This week, I focused on experimenting 2 different approaches to improve the transcription accuracy while maintaining a good user experience as much as possible.
The first approach is to continue providing real-time transcription by feeding the model 1-second audio chunks. What’s new is at the end of each recording session, I rerun the model using the entire audio, which could take some significant time duration as long as the audio duration, but provide a significantly more accurate transcription, which acts as an “autocorrection” to the entire transcription. Then I present the output of the model running on the entire audio at the bottom of the real-time generated text and allow the user to decide whether to use or ignore the “autocorrection”. The experience is shown below:
The second approach is to also continue providing real-time transcription by feeding the model 1-second audio chunks but as the user is making the recording, every 3 seconds, I would resend the last 3 seconds’ audio to be re-evaluated by the model and replace the last 3 second’s real-time generated texts with the “autocorrected” texts.
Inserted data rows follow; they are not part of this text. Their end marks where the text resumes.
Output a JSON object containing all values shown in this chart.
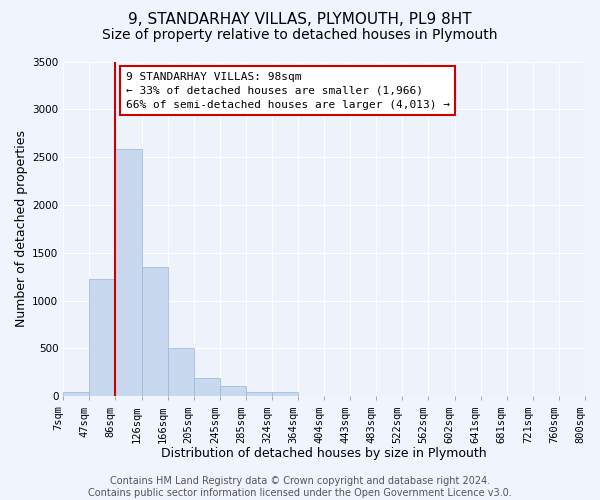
{
  "title": "9, STANDARHAY VILLAS, PLYMOUTH, PL9 8HT",
  "subtitle": "Size of property relative to detached houses in Plymouth",
  "xlabel": "Distribution of detached houses by size in Plymouth",
  "ylabel": "Number of detached properties",
  "bin_labels": [
    "7sqm",
    "47sqm",
    "86sqm",
    "126sqm",
    "166sqm",
    "205sqm",
    "245sqm",
    "285sqm",
    "324sqm",
    "364sqm",
    "404sqm",
    "443sqm",
    "483sqm",
    "522sqm",
    "562sqm",
    "602sqm",
    "641sqm",
    "681sqm",
    "721sqm",
    "760sqm",
    "800sqm"
  ],
  "bar_values": [
    50,
    1230,
    2590,
    1350,
    500,
    195,
    110,
    50,
    50,
    0,
    0,
    0,
    0,
    0,
    0,
    0,
    0,
    0,
    0,
    0
  ],
  "bar_color": "#c8d9ef",
  "bar_edge_color": "#9ab5d8",
  "vline_x_bin": 2,
  "vline_color": "#cc0000",
  "ylim": [
    0,
    3500
  ],
  "yticks": [
    0,
    500,
    1000,
    1500,
    2000,
    2500,
    3000,
    3500
  ],
  "annotation_text": "9 STANDARHAY VILLAS: 98sqm\n← 33% of detached houses are smaller (1,966)\n66% of semi-detached houses are larger (4,013) →",
  "annotation_box_color": "#ffffff",
  "annotation_box_edge": "#cc0000",
  "footer_text": "Contains HM Land Registry data © Crown copyright and database right 2024.\nContains public sector information licensed under the Open Government Licence v3.0.",
  "bg_color": "#f0f4fc",
  "plot_bg_color": "#eef3fb",
  "grid_color": "#ffffff",
  "title_fontsize": 11,
  "subtitle_fontsize": 10,
  "axis_label_fontsize": 9,
  "tick_fontsize": 7.5,
  "annotation_fontsize": 8,
  "footer_fontsize": 7
}
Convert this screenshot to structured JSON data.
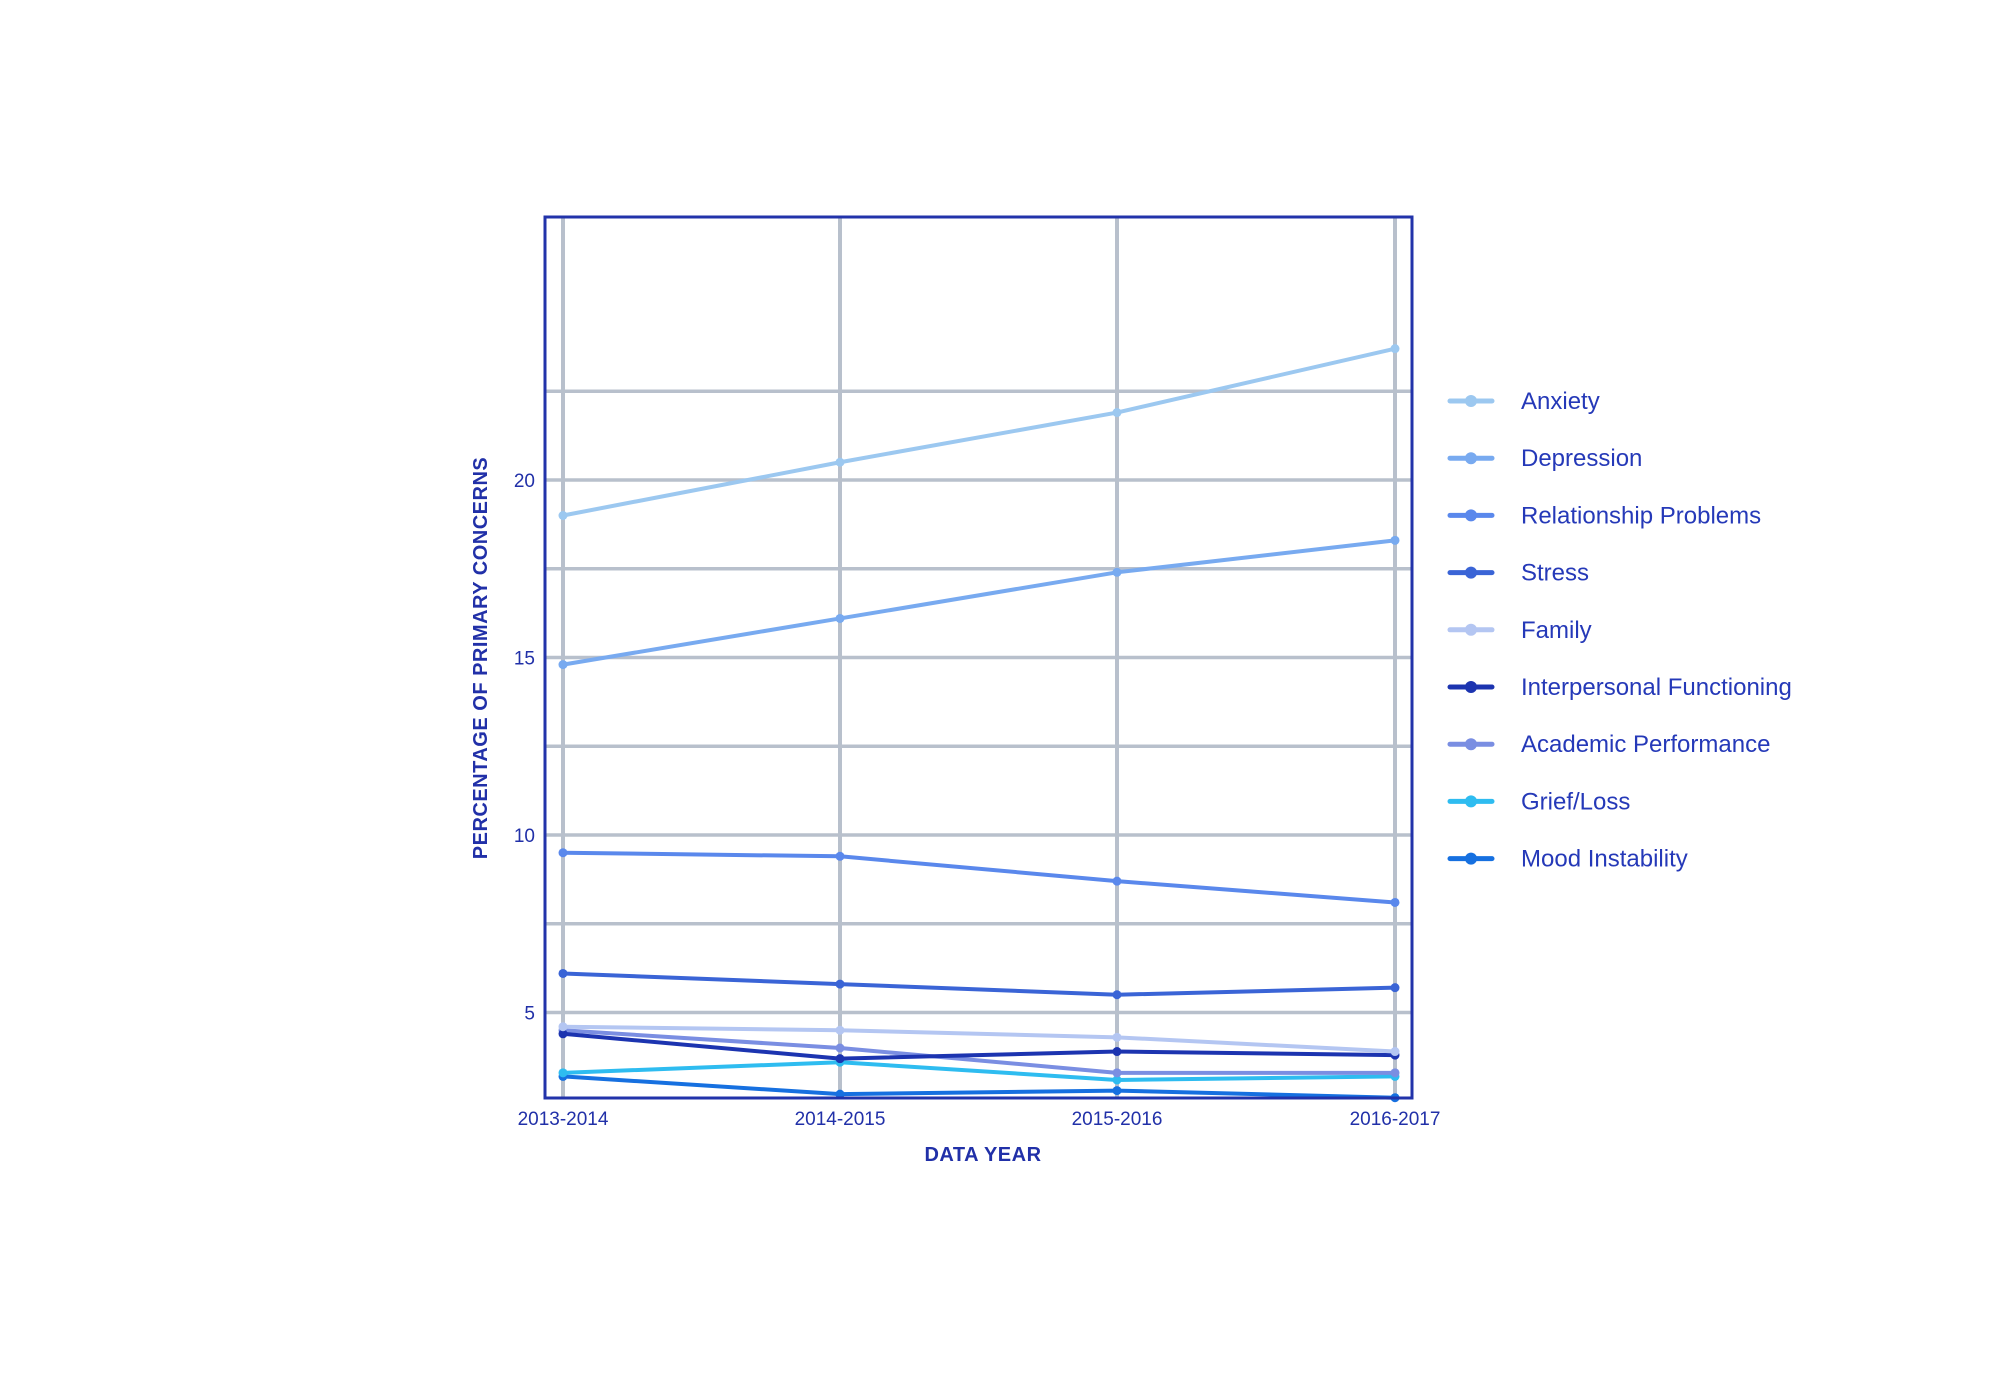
{
  "chart_data": {
    "type": "line",
    "categories": [
      "2013-2014",
      "2014-2015",
      "2015-2016",
      "2016-2017"
    ],
    "xlabel": "DATA YEAR",
    "ylabel": "PERCENTAGE OF PRIMARY CONCERNS",
    "ylim": [
      0,
      24.8
    ],
    "yticks": [
      5,
      10,
      15,
      20
    ],
    "grid": true,
    "legend_position": "right",
    "series": [
      {
        "name": "Anxiety",
        "color": "#9cc8f0",
        "values": [
          19.0,
          20.5,
          21.9,
          23.7
        ]
      },
      {
        "name": "Depression",
        "color": "#78aaf0",
        "values": [
          14.8,
          16.1,
          17.4,
          18.3
        ]
      },
      {
        "name": "Relationship Problems",
        "color": "#5a88ec",
        "values": [
          9.5,
          9.4,
          8.7,
          8.1
        ]
      },
      {
        "name": "Stress",
        "color": "#3a64d6",
        "values": [
          6.1,
          5.8,
          5.5,
          5.7
        ]
      },
      {
        "name": "Family",
        "color": "#b4c6f2",
        "values": [
          4.6,
          4.5,
          4.3,
          3.9
        ]
      },
      {
        "name": "Interpersonal Functioning",
        "color": "#1c34b0",
        "values": [
          4.4,
          3.7,
          3.9,
          3.8
        ]
      },
      {
        "name": "Academic Performance",
        "color": "#7a8ee2",
        "values": [
          4.5,
          4.0,
          3.3,
          3.3
        ]
      },
      {
        "name": "Grief/Loss",
        "color": "#2ebcf0",
        "values": [
          3.3,
          3.6,
          3.1,
          3.2
        ]
      },
      {
        "name": "Mood Instability",
        "color": "#1670e0",
        "values": [
          3.2,
          2.7,
          2.8,
          2.6
        ]
      }
    ]
  }
}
This experience is closer to the autocorrecting transcription experience provided by Siri. The transcription accuracy of the “autocorrected” transcription for 3-second chunks did get better compared to the original transcription from 1-second chunks, but the accuracy is worse than the output of running the model over the entire audio (approach 1) as expected.
The next step is to incorporate Nick’s newly trained transcription model (trained on large SEAME dataset), which could make the transcription accuracy higher, especially the English transcription. The model has relatively smooth performance. Also, after Marco’s site collects sufficient audio samples, I will run batch tests on our model to have a more rigorous evaluation when the input audios are more diverse.
So far, the integration and evaluation schedule has no delay.